The downgrade comes amidst a period of strong share price momentum for NEC, which has driven valuations to approximately 20 times the forecasted earnings per share (EPS) for the fiscal year ending in March 2026.
Citi's assessment suggests that a price-to-earnings ratio (PER) of 20 times is justifiable for companies that are anticipated to have medium-term operating profit growth rates of 15% or higher, or those with return on equity (RoE) or return on invested capital (RoIC) growth prospects increasing from 10% to 15%.

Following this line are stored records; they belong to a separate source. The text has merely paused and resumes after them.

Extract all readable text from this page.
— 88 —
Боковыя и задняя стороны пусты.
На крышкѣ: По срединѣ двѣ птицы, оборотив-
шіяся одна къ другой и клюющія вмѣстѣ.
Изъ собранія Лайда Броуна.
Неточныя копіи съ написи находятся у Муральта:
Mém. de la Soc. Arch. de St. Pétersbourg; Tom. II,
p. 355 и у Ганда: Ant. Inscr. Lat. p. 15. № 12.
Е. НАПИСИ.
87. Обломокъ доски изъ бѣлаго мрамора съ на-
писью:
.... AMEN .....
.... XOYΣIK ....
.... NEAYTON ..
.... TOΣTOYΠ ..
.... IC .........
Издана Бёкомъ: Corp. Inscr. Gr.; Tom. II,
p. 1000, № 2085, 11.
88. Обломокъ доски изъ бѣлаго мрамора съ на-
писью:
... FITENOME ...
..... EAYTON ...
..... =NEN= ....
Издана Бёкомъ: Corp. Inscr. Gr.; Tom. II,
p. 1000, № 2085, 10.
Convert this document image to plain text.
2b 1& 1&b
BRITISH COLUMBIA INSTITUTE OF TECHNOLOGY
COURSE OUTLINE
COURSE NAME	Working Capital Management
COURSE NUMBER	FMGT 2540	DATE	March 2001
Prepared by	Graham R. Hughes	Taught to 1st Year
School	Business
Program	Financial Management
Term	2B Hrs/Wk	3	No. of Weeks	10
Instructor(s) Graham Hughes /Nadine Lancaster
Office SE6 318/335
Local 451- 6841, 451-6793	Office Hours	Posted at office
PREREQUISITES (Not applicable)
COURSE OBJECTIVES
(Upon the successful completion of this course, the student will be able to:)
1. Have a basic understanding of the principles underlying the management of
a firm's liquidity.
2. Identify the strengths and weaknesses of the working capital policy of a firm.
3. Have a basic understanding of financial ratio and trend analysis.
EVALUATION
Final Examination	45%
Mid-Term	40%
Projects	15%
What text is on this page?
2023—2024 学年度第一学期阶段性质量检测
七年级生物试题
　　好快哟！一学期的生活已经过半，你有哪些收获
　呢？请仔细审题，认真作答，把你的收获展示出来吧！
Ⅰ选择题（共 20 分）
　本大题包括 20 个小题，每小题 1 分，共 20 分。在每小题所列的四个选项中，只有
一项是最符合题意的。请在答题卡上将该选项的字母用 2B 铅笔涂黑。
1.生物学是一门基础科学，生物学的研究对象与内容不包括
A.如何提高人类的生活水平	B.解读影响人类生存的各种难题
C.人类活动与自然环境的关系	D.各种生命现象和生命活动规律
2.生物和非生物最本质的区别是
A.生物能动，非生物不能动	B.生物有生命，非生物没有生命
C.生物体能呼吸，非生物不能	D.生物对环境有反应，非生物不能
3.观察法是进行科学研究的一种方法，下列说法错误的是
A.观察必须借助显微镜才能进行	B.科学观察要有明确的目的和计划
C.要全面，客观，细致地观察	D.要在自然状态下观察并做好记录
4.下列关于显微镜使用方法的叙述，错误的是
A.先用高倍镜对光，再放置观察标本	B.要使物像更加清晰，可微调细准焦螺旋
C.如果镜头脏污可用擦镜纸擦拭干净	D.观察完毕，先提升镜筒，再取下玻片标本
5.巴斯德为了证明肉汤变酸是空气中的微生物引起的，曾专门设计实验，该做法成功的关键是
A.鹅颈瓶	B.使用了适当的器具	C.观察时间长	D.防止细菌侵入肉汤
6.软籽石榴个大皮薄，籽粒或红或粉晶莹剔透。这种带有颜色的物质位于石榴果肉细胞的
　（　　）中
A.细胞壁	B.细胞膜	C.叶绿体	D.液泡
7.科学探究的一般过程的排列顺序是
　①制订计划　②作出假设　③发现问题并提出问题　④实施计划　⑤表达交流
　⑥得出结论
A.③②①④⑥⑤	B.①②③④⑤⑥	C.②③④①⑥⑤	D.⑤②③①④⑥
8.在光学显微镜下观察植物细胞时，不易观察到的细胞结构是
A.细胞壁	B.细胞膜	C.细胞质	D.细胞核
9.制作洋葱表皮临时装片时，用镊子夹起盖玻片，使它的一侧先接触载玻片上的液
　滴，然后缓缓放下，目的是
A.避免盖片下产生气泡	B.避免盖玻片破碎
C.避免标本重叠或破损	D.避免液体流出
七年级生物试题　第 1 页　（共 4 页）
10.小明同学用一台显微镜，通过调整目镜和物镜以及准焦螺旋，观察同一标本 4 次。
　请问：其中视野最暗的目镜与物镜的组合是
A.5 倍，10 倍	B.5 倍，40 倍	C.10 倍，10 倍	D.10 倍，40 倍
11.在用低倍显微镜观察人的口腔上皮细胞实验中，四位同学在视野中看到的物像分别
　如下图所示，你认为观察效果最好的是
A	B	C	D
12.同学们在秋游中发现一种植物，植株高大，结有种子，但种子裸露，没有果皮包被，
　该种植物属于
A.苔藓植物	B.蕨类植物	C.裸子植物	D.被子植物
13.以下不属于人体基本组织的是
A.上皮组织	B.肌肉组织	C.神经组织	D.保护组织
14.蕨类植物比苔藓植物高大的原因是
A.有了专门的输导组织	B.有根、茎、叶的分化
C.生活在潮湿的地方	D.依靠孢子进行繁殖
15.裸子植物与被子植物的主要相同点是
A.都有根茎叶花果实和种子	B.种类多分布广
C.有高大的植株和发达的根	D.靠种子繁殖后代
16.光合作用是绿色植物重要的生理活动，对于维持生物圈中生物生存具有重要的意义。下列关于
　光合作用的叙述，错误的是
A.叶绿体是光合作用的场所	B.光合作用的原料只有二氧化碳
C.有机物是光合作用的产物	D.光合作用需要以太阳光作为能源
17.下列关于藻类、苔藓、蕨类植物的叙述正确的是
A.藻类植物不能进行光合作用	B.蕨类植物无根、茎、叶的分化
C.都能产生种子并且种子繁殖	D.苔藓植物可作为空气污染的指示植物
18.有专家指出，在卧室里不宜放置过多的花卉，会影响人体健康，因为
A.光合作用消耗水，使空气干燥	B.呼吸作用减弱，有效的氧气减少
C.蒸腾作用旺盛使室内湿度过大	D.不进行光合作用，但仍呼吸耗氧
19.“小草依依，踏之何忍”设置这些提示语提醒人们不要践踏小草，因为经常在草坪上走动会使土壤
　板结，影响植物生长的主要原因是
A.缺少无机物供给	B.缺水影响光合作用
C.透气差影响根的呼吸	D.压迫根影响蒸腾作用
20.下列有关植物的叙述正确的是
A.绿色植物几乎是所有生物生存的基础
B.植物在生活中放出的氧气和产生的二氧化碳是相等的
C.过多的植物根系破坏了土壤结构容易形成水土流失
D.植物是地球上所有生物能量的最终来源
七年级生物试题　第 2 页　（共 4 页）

However, NEC is projected to show only a 10% profit growth, as per the adjusted operating profit compound annual growth rate (CAGR) from the fiscal year ending March 2024 to the fiscal year ending March 2027, with an RoE of just 8.4% for the fiscal year ending March 2027.
Based on these projections, Citi has deemed the shares to be fairly valued at 17.6 times the estimated EPS for the fiscal year ending March 2026, leading to the Sell rating. The decision reflects Citi's analysis of NEC's financial outlook, suggesting that the current market valuation may be overly optimistic given the company's expected financial performance.
NEC's stock performance will continue to be monitored by investors as they consider the implications of Citi's revised rating and price target. The change serves as a notable adjustment to NEC Corporation's market expectations and could influence investor decisions moving forward.